Welcome to Volume I: Humble Beginnings. September 16 and 17, gather at Town Hall’s historic building for an extraordinary roster of fiction and non-fiction authors. Come and go as you please for book signings and tasty food, snag $10 featured titles from our friends at Third Place Books (Saturday only, while supplies last!), and surround yourself with the good company of curious readers just like yourself, here in our marvelous City of Literature.
Leila Mottley
Nightcrawling
A Black girl’s story of poverty, corruption, and survival

Rich with raw beauty, electrifying intensity, and piercing vulnerability, Nightcrawling marks the stunning arrival of a voice unlike any we have heard before.
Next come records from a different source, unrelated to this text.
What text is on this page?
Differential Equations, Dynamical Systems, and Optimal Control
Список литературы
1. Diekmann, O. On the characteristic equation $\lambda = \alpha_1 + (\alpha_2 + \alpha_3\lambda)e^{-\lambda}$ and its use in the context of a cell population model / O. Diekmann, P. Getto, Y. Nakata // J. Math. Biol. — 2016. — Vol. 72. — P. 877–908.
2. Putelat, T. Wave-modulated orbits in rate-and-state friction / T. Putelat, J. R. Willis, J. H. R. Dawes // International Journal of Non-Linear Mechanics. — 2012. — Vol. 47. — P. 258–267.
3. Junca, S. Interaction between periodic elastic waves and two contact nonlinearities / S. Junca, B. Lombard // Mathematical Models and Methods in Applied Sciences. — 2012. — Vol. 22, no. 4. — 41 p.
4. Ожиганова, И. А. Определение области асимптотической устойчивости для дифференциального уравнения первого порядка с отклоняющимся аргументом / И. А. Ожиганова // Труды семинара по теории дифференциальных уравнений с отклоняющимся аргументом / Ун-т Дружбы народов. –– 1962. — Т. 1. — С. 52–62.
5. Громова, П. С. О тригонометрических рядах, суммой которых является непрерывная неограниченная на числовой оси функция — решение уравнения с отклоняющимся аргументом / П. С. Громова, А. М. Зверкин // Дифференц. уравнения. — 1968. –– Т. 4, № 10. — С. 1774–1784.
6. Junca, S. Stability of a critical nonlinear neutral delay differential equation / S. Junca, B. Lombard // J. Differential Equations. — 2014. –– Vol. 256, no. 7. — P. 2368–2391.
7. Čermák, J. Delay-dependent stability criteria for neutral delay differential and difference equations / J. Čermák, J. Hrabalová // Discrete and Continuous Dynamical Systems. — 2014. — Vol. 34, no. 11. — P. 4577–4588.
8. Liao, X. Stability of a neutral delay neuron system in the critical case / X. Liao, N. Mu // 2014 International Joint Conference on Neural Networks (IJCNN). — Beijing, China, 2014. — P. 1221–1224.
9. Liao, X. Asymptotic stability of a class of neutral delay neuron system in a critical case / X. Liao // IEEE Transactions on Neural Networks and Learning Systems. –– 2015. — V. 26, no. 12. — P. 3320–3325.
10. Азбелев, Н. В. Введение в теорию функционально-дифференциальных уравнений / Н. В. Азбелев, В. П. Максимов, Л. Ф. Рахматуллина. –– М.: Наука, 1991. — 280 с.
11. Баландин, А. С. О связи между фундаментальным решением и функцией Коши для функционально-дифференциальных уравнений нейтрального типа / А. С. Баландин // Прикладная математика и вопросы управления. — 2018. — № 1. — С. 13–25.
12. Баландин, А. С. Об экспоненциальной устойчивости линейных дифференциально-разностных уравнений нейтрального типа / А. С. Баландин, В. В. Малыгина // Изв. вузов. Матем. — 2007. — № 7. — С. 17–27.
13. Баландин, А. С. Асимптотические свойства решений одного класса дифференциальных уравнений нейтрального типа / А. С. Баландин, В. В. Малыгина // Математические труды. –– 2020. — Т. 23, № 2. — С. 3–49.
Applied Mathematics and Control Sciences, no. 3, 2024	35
Kiara and her brother, Marcus, are scraping by in an East Oakland apartment complex optimistically called the Regal-Hi. Both have dropped out of high school, their family fractured by death and prison.
But while Marcus clings to his dream of rap stardom, Kiara hunts for work to pay their rent — which has more than doubled — and to keep the nine-year-old boy next door, abandoned by his mother, safe and fed. One night, what begins as a drunken misunderstanding with a stranger turns into the job Kiara never imagined wanting but now desperately needs: nightcrawling. Her world breaks open even further when her name surfaces in an investigation that exposes her as a key witness in a massive scandal within the Oakland Police Department.
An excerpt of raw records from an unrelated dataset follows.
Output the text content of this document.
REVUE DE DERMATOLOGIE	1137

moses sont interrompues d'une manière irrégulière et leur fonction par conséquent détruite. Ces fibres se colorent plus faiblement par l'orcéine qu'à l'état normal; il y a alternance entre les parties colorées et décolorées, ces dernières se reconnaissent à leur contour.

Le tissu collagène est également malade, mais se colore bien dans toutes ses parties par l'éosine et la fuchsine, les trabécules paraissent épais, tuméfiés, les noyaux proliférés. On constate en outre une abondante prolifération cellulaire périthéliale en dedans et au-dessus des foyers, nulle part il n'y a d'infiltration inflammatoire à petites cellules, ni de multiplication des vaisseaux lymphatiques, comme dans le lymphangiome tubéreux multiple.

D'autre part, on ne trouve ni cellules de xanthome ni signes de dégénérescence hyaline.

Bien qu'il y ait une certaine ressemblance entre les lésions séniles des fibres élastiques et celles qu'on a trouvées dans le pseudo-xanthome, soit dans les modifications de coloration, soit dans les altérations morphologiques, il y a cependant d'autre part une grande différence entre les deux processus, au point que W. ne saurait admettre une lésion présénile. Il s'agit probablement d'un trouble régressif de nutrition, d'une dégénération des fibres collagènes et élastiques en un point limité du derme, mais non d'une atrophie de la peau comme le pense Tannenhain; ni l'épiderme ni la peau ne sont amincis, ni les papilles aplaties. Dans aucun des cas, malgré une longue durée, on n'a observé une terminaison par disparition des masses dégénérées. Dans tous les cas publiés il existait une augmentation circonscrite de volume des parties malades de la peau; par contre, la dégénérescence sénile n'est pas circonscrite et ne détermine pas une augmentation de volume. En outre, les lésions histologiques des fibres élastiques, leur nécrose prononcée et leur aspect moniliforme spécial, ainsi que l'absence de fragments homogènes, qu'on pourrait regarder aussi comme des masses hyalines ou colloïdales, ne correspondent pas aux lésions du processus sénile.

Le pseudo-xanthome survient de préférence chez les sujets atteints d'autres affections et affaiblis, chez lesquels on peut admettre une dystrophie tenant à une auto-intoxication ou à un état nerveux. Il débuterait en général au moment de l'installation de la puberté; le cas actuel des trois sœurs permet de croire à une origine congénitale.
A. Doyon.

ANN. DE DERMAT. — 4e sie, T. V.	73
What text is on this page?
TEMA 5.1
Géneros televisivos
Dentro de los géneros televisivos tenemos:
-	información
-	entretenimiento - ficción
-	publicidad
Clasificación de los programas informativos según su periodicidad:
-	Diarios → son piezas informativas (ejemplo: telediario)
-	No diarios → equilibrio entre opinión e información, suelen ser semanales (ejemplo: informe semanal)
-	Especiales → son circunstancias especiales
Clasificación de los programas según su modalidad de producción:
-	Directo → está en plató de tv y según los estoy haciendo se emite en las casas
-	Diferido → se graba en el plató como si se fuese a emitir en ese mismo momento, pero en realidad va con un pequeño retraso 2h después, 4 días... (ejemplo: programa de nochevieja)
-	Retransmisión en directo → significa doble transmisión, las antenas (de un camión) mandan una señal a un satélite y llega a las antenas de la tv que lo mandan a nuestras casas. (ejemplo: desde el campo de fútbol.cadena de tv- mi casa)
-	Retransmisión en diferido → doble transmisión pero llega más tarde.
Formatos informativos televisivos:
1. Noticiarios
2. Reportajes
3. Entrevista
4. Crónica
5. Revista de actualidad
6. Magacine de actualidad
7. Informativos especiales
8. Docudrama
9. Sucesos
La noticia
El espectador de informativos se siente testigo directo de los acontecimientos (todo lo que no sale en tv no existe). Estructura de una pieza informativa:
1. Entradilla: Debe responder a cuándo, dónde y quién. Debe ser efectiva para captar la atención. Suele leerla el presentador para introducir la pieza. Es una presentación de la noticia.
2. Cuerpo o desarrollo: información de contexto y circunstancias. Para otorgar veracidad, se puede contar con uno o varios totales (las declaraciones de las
Leila Mottley is a New York Times bestselling author with an interest in reflecting on institutional and individual inequity, liberation, and joy through writing. Her debut novel, Nightcrawling, was selected as an Oprah’s Book Club pick (the youngest writer ever selected). She was named a New York Times Writer to Watch in spring of 2022, and her work has been published in Oprah Daily and The New York Times. Leila was also the 2018 Oakland Youth Poet Laureate in Oakland, California, where she was born, raised, and resides today.